Erschienen im Querverlag

Ein Plädoyer für den Lippenstift

Artikelbild
Herausgeberin Sabine Fuchs und ihre Autorinnen fordern eine starke Sichtbarkeit von Femme-Identitäten (Bild: whatwegandidnext.com)

Jetzt in zweiter Auflage: Der Reader "Femme! radikal – queer – feminin" fordert mehr Weiblichkeit innerhalb der queeren Szene.

Von Bodo Niendel

Dieses Buch ist ein Plädoyer für die Weiblichkeit innerhalb der queeren Szene. Steht die queere Szene für Orte des Spiels mit Identitäten, für das Überschreiten, gar der Auflösung von geschlechtlichen Grenzen, so sind sie zugleich auch Orte, die nicht frei von Macht sind.
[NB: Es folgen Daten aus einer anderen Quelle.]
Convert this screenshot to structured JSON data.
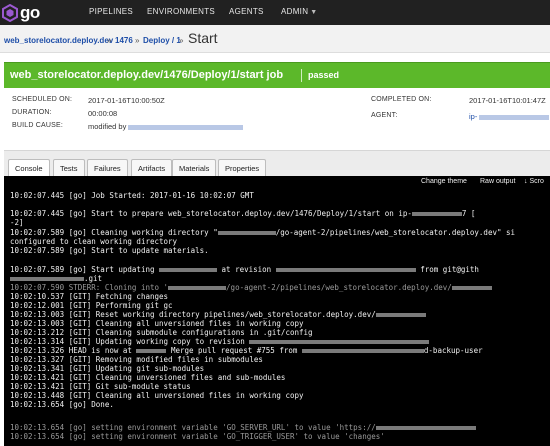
{
  "nav": {
    "logo_text": "go",
    "items": [
      "PIPELINES",
      "ENVIRONMENTS",
      "AGENTS",
      "ADMIN"
    ]
  },
  "breadcrumb": {
    "pipeline": "web_storelocator.deploy.dev",
    "counter": "1476",
    "stage": "Deploy / 1",
    "current": "Start"
  },
  "job": {
    "title": "web_storelocator.deploy.dev/1476/Deploy/1/start job",
    "status": "passed"
  },
  "info": {
    "scheduled_label": "SCHEDULED ON:",
    "scheduled_value": "2017-01-16T10:00:50Z",
    "duration_label": "DURATION:",
    "duration_value": "00:00:08",
    "cause_label": "BUILD CAUSE:",
    "cause_value": "modified by",
    "completed_label": "COMPLETED ON:",
    "completed_value": "2017-01-16T10:01:47Z",
    "agent_label": "AGENT:",
    "agent_value": "ip-"
  },
  "tabs": [
    "Console",
    "Tests",
    "Failures",
    "Artifacts",
    "Materials",
    "Properties"
  ],
  "console_tools": [
    "Change theme",
    "Raw output",
    "↓ Scro"
  ],
  "console": [
    {
      "a": "10:02:07.445 [go] Job Started: 2017-01-16 10:02:07 GMT",
      "r": 0,
      "b": ""
    },
    {
      "a": "10:02:07.445 [go] Start to prepare web_storelocator.deploy.dev/1476/Deploy/1/start on ip-",
      "r": 50,
      "b": "7 ["
    },
    {
      "a": "-2]",
      "r": 0,
      "b": ""
    },
    {
      "a": "10:02:07.589 [go] Cleaning working directory \"",
      "r": 58,
      "b": "/go-agent-2/pipelines/web_storelocator.deploy.dev\" si"
    },
    {
      "a": "configured to clean working directory",
      "r": 0,
      "b": ""
    },
    {
      "a": "10:02:07.589 [go] Start to update materials.",
      "r": 0,
      "b": ""
    },
    {
      "a": "10:02:07.589 [go] Start updating ",
      "r": 58,
      "b": " at revision "
    },
    {
      "a": "10:02:07.590 STDERR: Cloning into '",
      "r": 58,
      "b": "/go-agent-2/pipelines/web_storelocator.deploy.dev/"
    },
    {
      "a": "10:02:10.537 [GIT] Fetching changes",
      "r": 0,
      "b": ""
    },
    {
      "a": "10:02:12.001 [GIT] Performing git gc",
      "r": 0,
      "b": ""
    },
    {
      "a": "10:02:13.003 [GIT] Reset working directory pipelines/web_storelocator.deploy.dev/",
      "r": 0,
      "b": ""
    },
    {
      "a": "10:02:13.003 [GIT] Cleaning all unversioned files in working copy",
      "r": 0,
      "b": ""
    },
    {
      "a": "10:02:13.212 [GIT] Cleaning submodule configurations in .git/config",
      "r": 0,
      "b": ""
    },
    {
      "a": "10:02:13.314 [GIT] Updating working copy to revision ",
      "r": 0,
      "b": ""
    },
    {
      "a": "10:02:13.326 HEAD is now at ",
      "r": 30,
      "b": " Merge pull request #755 from "
    },
    {
      "a": "10:02:13.327 [GIT] Removing modified files in submodules",
      "r": 0,
      "b": ""
    },
    {
      "a": "10:02:13.341 [GIT] Updating git sub-modules",
      "r": 0,
      "b": ""
    },
    {
      "a": "10:02:13.421 [GIT] Cleaning unversioned files and sub-modules",
      "r": 0,
      "b": ""
    },
    {
      "a": "10:02:13.421 [GIT] Git sub-module status",
      "r": 0,
      "b": ""
    },
    {
      "a": "10:02:13.448 [GIT] Cleaning all unversioned files in working copy",
      "r": 0,
      "b": ""
    },
    {
      "a": "10:02:13.654 [go] Done.",
      "r": 0,
      "b": ""
    },
    {
      "a": "10:02:13.654 [go] setting environment variable 'GO_SERVER_URL' to value 'https://",
      "r": 0,
      "b": ""
    },
    {
      "a": "10:02:13.654 [go] setting environment variable 'GO_TRIGGER_USER' to value 'changes'",
      "r": 0,
      "b": ""
    }
  ],
  "console_extra": {
    "from_git": "from git@gith",
    "git_suffix": ".git",
    "backup_user": "d-backup-user"
  },
  "colors": {
    "nav_bg": "#212121",
    "passed_green": "#5cb82a",
    "link_blue": "#1e4ea8",
    "console_bg": "#000000"
  }
}
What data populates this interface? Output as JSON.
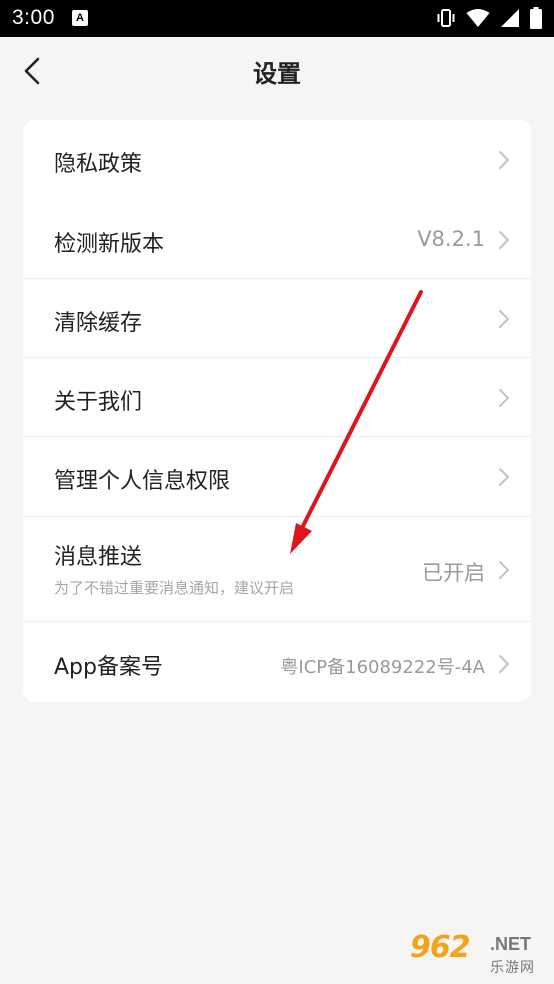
{
  "status_bar": {
    "time": "3:00",
    "notification_icon": "a-notification-icon",
    "right_icons": [
      "vibrate-icon",
      "wifi-icon",
      "signal-icon",
      "battery-icon"
    ]
  },
  "header": {
    "title": "设置",
    "back_icon": "chevron-left-icon"
  },
  "settings": {
    "items": [
      {
        "label": "隐私政策",
        "value": "",
        "subtitle": ""
      },
      {
        "label": "检测新版本",
        "value": "V8.2.1",
        "subtitle": ""
      },
      {
        "label": "清除缓存",
        "value": "",
        "subtitle": ""
      },
      {
        "label": "关于我们",
        "value": "",
        "subtitle": ""
      },
      {
        "label": "管理个人信息权限",
        "value": "",
        "subtitle": ""
      },
      {
        "label": "消息推送",
        "value": "已开启",
        "subtitle": "为了不错过重要消息通知，建议开启"
      },
      {
        "label": "App备案号",
        "value": "粤ICP备16089222号-4A",
        "subtitle": ""
      }
    ]
  },
  "annotation": {
    "color": "#e0141c"
  },
  "watermark": {
    "number": "962",
    "domain": ".NET",
    "site": "乐游网"
  },
  "colors": {
    "background": "#f5f5f5",
    "card": "#ffffff",
    "primary_text": "#222222",
    "secondary_text": "#9a9a9a"
  }
}
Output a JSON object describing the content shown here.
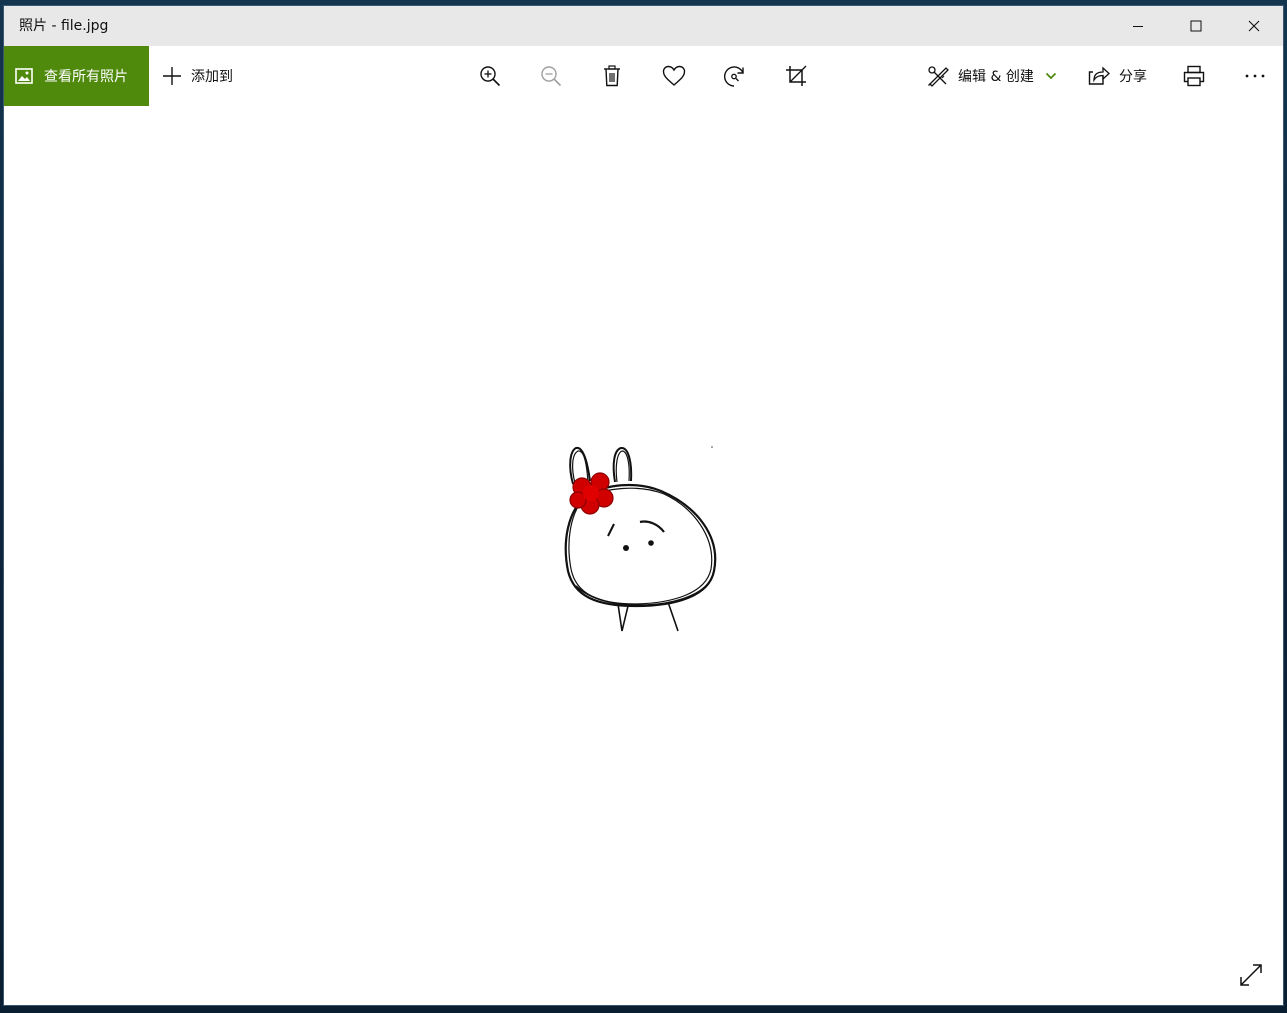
{
  "window": {
    "title": "照片 - file.jpg"
  },
  "titlebar_controls": {
    "minimize_icon": "minimize-icon",
    "maximize_icon": "maximize-icon",
    "close_icon": "close-icon"
  },
  "toolbar": {
    "view_all_label": "查看所有照片",
    "add_to_label": "添加到",
    "edit_create_label": "编辑 & 创建",
    "share_label": "分享",
    "tools": [
      "zoom-in-icon",
      "zoom-out-icon",
      "delete-icon",
      "favorite-icon",
      "rotate-icon",
      "crop-icon"
    ]
  },
  "colors": {
    "accent": "#4f8a0d",
    "titlebar_bg": "#e8e8e8",
    "disabled_icon": "#a0a0a0",
    "bow": "#d10000"
  }
}
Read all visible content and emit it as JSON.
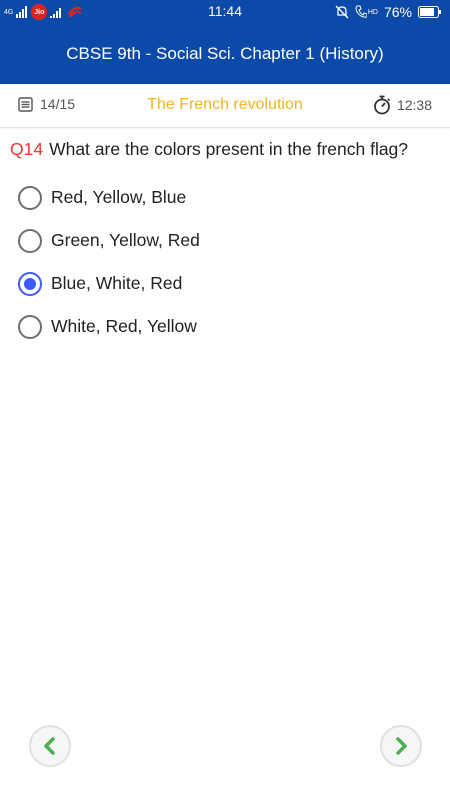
{
  "status_bar": {
    "time": "11:44",
    "battery": "76%",
    "network_left": "4G",
    "carrier": "Jio",
    "hd_label": "HD"
  },
  "app_bar": {
    "title": "CBSE 9th - Social Sci. Chapter 1 (History)"
  },
  "quiz_info": {
    "progress": "14/15",
    "chapter_title": "The French revolution",
    "time_left": "12:38"
  },
  "question": {
    "number": "Q14",
    "text": "What are the colors present in the french flag?"
  },
  "options": [
    {
      "label": "Red, Yellow, Blue",
      "selected": false
    },
    {
      "label": "Green, Yellow, Red",
      "selected": false
    },
    {
      "label": "Blue, White, Red",
      "selected": true
    },
    {
      "label": "White, Red, Yellow",
      "selected": false
    }
  ],
  "navigation": {
    "prev_icon": "chevron-left-icon",
    "next_icon": "chevron-right-icon"
  },
  "colors": {
    "app_bar": "#0b4aa8",
    "chapter_title": "#f0b323",
    "question_number": "#e53935",
    "radio_selected": "#3d5afe",
    "nav_arrow": "#4caf50"
  }
}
Frauen, die innerhalb dieser Orte eine feminine Identität leben, sehen sich hier Diskriminierungen ausgesetzt.

Femininität gilt als bedeutungslos, "schlimmstenfalls als reaktionär" schreibt die Herausgeberin Sabine Fuchs in ihrem im Querverlag erschienenden Band "Femme! radikal – queer – feminin": "Die Befreiungsversuche des radikalen lesbischen Feminismus führten zu neuen Formen der Disziplinierung des weiblichen Körpers."

Eine harsche Kritik, die sie und die anderen Autorinnen mit zahlreichen Beispiele belegen.

Fortsetzung nach Anzeige


Für eine deutliche Sichtbarkeit von Femme

"Femme!" ist im Berliner Querverlag erschienen, die erste Auflage kam bereits 2009 auf den Markt
"Femme!" ist im Berliner Querverlag erschienen, die erste Auflage kam bereits 2009 auf den Markt

Den Autorinnen und Autoren gelingt es, Machtverhältnisse innerhalb der queer-alternativen Szene zu verdeutlichen. Anschaulich belegen sie die These des französischen Philosophen Michel Foucault, dass es kein Außerhalb der Macht gibt.

Joke Jansen plädiert im Reader für eine deutliche Sichtbarkeit von Femme und für ein starkes Auftreten. Eine Femme-Identität habe nicht nur eine ästhetische Aussagekraft, sie sei auch ein politisches Konzept, um mehr Vielfalt in lesbisch-schwule Kontexte zu bringen und um ein Nachdenken über bisherige Identitätskonzepte anzuregen.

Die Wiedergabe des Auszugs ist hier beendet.